Надо сказать, что наши вожди никогда не стеснялись. Когда в Москве вобла считалась лакомством, они ели швейцарский шоколад и ветчину, полученные в обмен на исторические раритеты России.

Есть документы ЧК, в которых сказано, сколько драгоценных камней и золотых червонцев изъято из сейфа одного из вождей революции.

Все повторяется.

Мой дядька, сжигая плакат с «Вождями мировой революции», боялся, что его увидит бдительный глаз советского гражданина.

Я с раннего детства помню плакаты о том, что нас подслушивает враг и бдительность — наше оружие.

Мне в пятидесятых годах тоже приходилось проходить сквозь мельчайшее сито отделов кадров, как гражданских, так и военных. В те годы все попытки попасть в институт или в хорошее военное училище оканчивались для меня полным поражением.

Бдительность — наше оружие.

Я настолько уверовал в этот лозунг, что по сей день с некоторой опаской отношусь ко всяким подразделениям, куда нужно обязательно относить анкету.

Но, как вам ни покажется странным, в обстановке повальной бдительности, доносительства, возведенного в ранг патриотизма, тотальных проверок появлялись аферисты, перед которыми некогда известный корнет Савон выглядел школьником-приготовишкой.

О «бригаде» лжеполковника Павленко я уже писал, о знаменитом послевоенном деле несуществующего трикотажного комбината в Грузии обязательно расскажу, но сегодня я хочу вспомнить о другом.

В основе этой аферы, как ни странно, лежали не деньги, а политика и идеология. Историю эту, чрезвычайно странную, я узнал из двух достаточно солидных источников.

* * *

В шестидесятые годы летом мы часто собирались в квартире прекрасного человека и замечательного журналиста Володи Иллеша. Его жена вместе с сыном уезжала на все лето куда-то на Волгу, и прекрасная квартира в центре Москвы переходила в наше распоряжение.

Там собирался своеобразный творческий клуб. Журналисты, писатели, художники, ребята с кинохроники каждый вечер приходили в Володину квартиру.

Там я познакомился со многими интересными людьми. Одним из них, безусловно, был спецкор газеты «Правда» Алексей Коробов. Он был единственным в стране журналистом, награжденным орденом Ленина в финскую войну за боевой подвиг.

Он, как корреспондент, шел с подразделением в атаку, чтобы, если останется жив, отразить свои впечатления на газетной полосе. Под плотным огнем рота залегла. Миной убило командира и политрука. Тогда Леша Коробов поднял людей в атаку, и рота выполнила боевую задачу.

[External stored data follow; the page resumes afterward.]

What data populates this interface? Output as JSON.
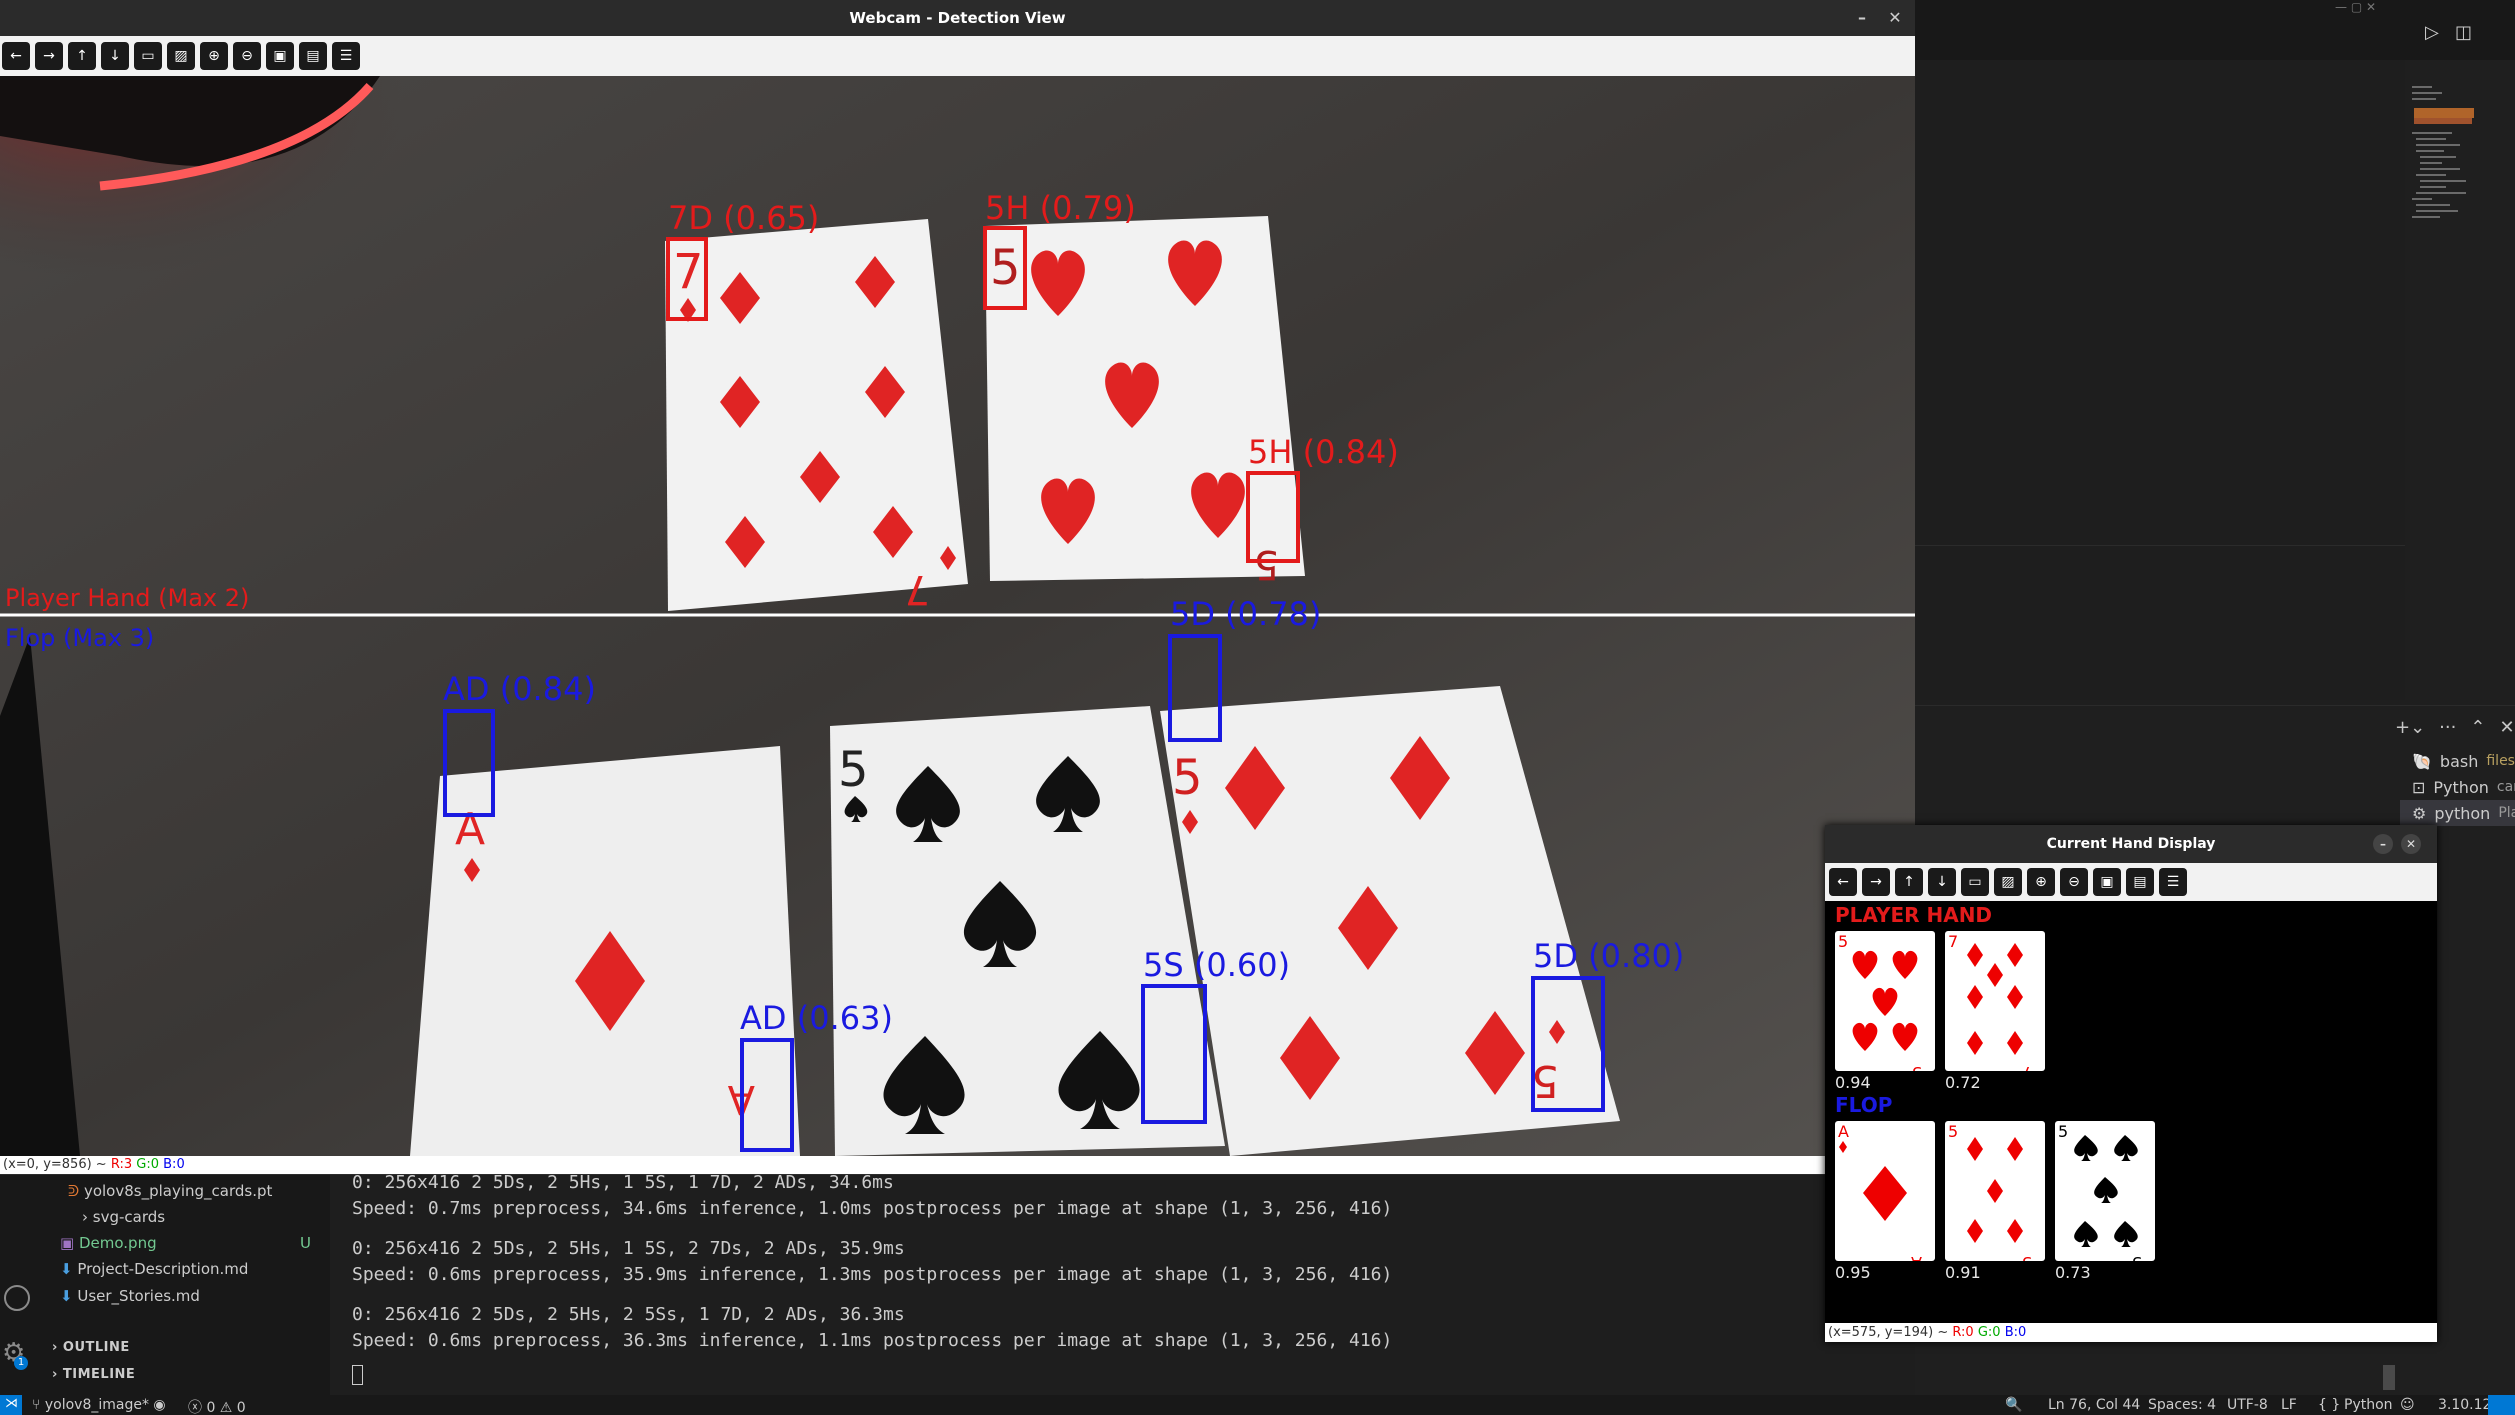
{
  "webcam_window": {
    "title": "Webcam - Detection View",
    "status_text": "(x=0, y=856) ~ ",
    "status_r": "R:3",
    "status_g": "G:0",
    "status_b": "B:0"
  },
  "zones": {
    "player": "Player Hand (Max 2)",
    "flop": "Flop (Max 3)"
  },
  "detections": {
    "d1": "7D (0.65)",
    "d2": "5H (0.79)",
    "d3": "5H (0.84)",
    "d4": "5D (0.78)",
    "d5": "AD (0.84)",
    "d6": "AD (0.63)",
    "d7": "5S (0.60)",
    "d8": "5D (0.80)"
  },
  "hand_window": {
    "title": "Current Hand Display",
    "player_label": "PLAYER HAND",
    "flop_label": "FLOP",
    "player_confs": [
      "0.94",
      "0.72"
    ],
    "flop_confs": [
      "0.95",
      "0.91",
      "0.73"
    ],
    "player_cards": [
      {
        "rank": "5",
        "suit": "hearts"
      },
      {
        "rank": "7",
        "suit": "diamonds"
      }
    ],
    "flop_cards": [
      {
        "rank": "A",
        "suit": "diamonds"
      },
      {
        "rank": "5",
        "suit": "diamonds"
      },
      {
        "rank": "5",
        "suit": "spades"
      }
    ],
    "status_text": "(x=575, y=194) ~ ",
    "status_r": "R:0",
    "status_g": "G:0",
    "status_b": "B:0"
  },
  "explorer": {
    "files": [
      "yolov8s_playing_cards.pt",
      "svg-cards",
      "Demo.png",
      "Project-Description.md",
      "User_Stories.md"
    ],
    "demo_badge": "U",
    "outline": "OUTLINE",
    "timeline": "TIMELINE"
  },
  "terminal": {
    "lines": [
      "0: 256x416 2 5Ds, 2 5Hs, 1 5S, 1 7D, 2 ADs, 34.6ms",
      "Speed: 0.7ms preprocess, 34.6ms inference, 1.0ms postprocess per image at shape (1, 3, 256, 416)",
      "0: 256x416 2 5Ds, 2 5Hs, 1 5S, 2 7Ds, 2 ADs, 35.9ms",
      "Speed: 0.6ms preprocess, 35.9ms inference, 1.3ms postprocess per image at shape (1, 3, 256, 416)",
      "0: 256x416 2 5Ds, 2 5Hs, 2 5Ss, 1 7D, 2 ADs, 36.3ms",
      "Speed: 0.6ms preprocess, 36.3ms inference, 1.1ms postprocess per image at shape (1, 3, 256, 416)"
    ],
    "tabs": [
      "bash",
      "files",
      "Python",
      "car...",
      "python",
      "Pla..."
    ]
  },
  "statusbar": {
    "branch": "yolov8_image*",
    "problems": "ⓧ 0 ⚠ 0",
    "position": "Ln 76, Col 44",
    "spaces": "Spaces: 4",
    "encoding": "UTF-8",
    "eol": "LF",
    "language": "Python",
    "version": "3.10.12",
    "braces": "{ }"
  },
  "colors": {
    "red_box": "#e31b1b",
    "blue_box": "#1a1ae0",
    "vscode_blue": "#0078d4"
  },
  "icons": [
    "arrow-left-icon",
    "arrow-right-icon",
    "arrow-up-icon",
    "arrow-down-icon",
    "fit-icon",
    "image-icon",
    "zoom-in-icon",
    "zoom-out-icon",
    "save-icon",
    "window-icon",
    "properties-icon"
  ]
}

С финской войны Коробов вернулся с орденом на гимнастерке, да еще каким — высшим!

Вот именно этот замечательный человек поведал мне историю великого афериста времен культа личности. А потом Игорь Скорин, знаток криминальной истории, добавил к рассказу Коробова несколько живописных деталей.

* * *

Итак, 1938 год. Не самое легкое время в истории нашей страны. Именно тогда в военном отделе газеты «Комсомольская правда» появился невысокий паренек в аккуратной гимнастерке, на которой сиял орден Красного Знамени.

Это сегодня никто не обращает внимания на ордена. А в те годы человек, получивший такое отличие, во всех документах именовался орденоносцем и пользовался огромными привилегиями.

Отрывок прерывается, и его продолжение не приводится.